The first Allied shots of World War I were fired when a gun at Fort Nepean fired across the bow of the German freighter Pfalz, as she was attempting to escape to sea. The orders to fire came from Fort Queenscliff. The same gun, with a different barrel, also fired the first Allied shot of World War II. By 1946 coastal artillery was outmoded, and the Fort became home of the Army Command and Staff College. After the three Service Staff Colleges were combined into the Australian Defence College in Canberra, it became the base for Army's Soldier Career Management Agency in 2001.
Fort Queenscliff is located in the Borough of Queenscliffe, some 106 km from Melbourne, on the western side of the entrance to Port Phillip. It occupies an area of 6.7 hectares on high ground known as Shortland's Bluff and overlooks the shipping lanes leading to Melbourne and Geelong. The Fort is a superb example of the defences that existed around the coastline of Australia from colonial times through to the end of the Second World War. Considerable restoration has been accomplished at Fort Queenscliff in recent years, including the recovery and refurbishment of some of the original guns, the restoration of historic buildings, and the development of a comprehensive indoor display and archival centre. Fort Queenscliff has been classified by the National Trust and entered in the Register of the National Estate.
A museum was established at Fort Queenscliff in 1982 to show the significance of the Fort in the local, state and national context and to provide a centre for historical research.
A short hop of 45 minutes ferry crossing from Queenscliff to Sorrento thanks to Sea Road Ferries with an announcement over the intercom about the long ride home and that I was on board was certainly a big surprise. Thank you to all at Sea Road Ferries for your outstanding support.
On arrival Sorrento and a short hill climb to Sorrento shopping mall I was met by 200 school children who were all very eager to meet the one-legged Truck riding from Hanoi to Sydney. I don't think Mel Gibson got a bigger welcome to promote his latest movie than I did yesterday, but not only at Sorrento they all gathered. I was on the bike again and pedaling to the Rye RSL where upon arrival I was once again greeted by a large enthusiastic group of primary schools children from three schools, including members of the Vietnam Veteran Association, RSL members, and members of the public. Overall a big thank you to;
Peter Meehan (MC) at Sorrento
Michael Jefferson (Sorrento RSL & donor)
Sorrento Primary School
St. Joseph's Primary School.
Rye RSL Max Loves (Vice President Rye RSL & donor)
Martin Dixon MP (local member for attendance)
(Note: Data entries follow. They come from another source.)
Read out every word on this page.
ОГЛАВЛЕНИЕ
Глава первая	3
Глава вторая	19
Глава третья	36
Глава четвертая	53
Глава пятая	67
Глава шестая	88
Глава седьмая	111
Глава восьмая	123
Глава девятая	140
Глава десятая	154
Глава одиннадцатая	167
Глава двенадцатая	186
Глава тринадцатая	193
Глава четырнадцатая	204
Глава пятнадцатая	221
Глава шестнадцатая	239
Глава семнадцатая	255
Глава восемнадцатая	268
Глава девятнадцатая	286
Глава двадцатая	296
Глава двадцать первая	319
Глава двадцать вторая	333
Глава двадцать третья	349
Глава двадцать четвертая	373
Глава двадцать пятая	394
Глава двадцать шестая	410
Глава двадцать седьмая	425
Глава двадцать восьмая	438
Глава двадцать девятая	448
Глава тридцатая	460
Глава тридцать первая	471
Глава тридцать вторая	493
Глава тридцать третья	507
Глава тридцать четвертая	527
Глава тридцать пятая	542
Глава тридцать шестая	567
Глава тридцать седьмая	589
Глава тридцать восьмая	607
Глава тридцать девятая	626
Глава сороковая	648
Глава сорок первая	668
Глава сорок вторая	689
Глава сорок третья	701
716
Ray Headspeath (secretary Rye RSL)
Ray Young (treasurer RSL Rye)
Rye Primary School
Boneo Primary school
Tootgarook primary school
Certainly great to catch up with some Golden Old & Bold SAS mates from way back, some whom I served with in Vietnam and SAS Regiment Perth; John Burrows, Col Moyle, Bill Clifton, Zed Frazer, Rowdy Hannaford, Chris Johnson and Robin McBride who has been instrumental in organising the events here in Queenscliff and Sorrento. Great to see you all guys, and a big thanks to you Robin for taking precious time to liaise and organise aspects with the local community that has most certainly benefited the long ride home cause - PTSD awareness and fund raising.
A huge thank you to the long ride home donors over the last few days and to those who have sponsored accommodation whilst we've been on the road. They are:
Ballarat City CEO Bob Coleman
John Burrows
Ray & Irene (Rye RSL)
Coralyn Wickam (RSL Rye)
Rye RSL Members
Ian Lowe
RSL Sorrento
Jack Warner
Bruce Harding
Phil & Maria Xuereb
Peter Dunn
Graham Nuestad
Warmest regards to all who are following the website and offering words of support.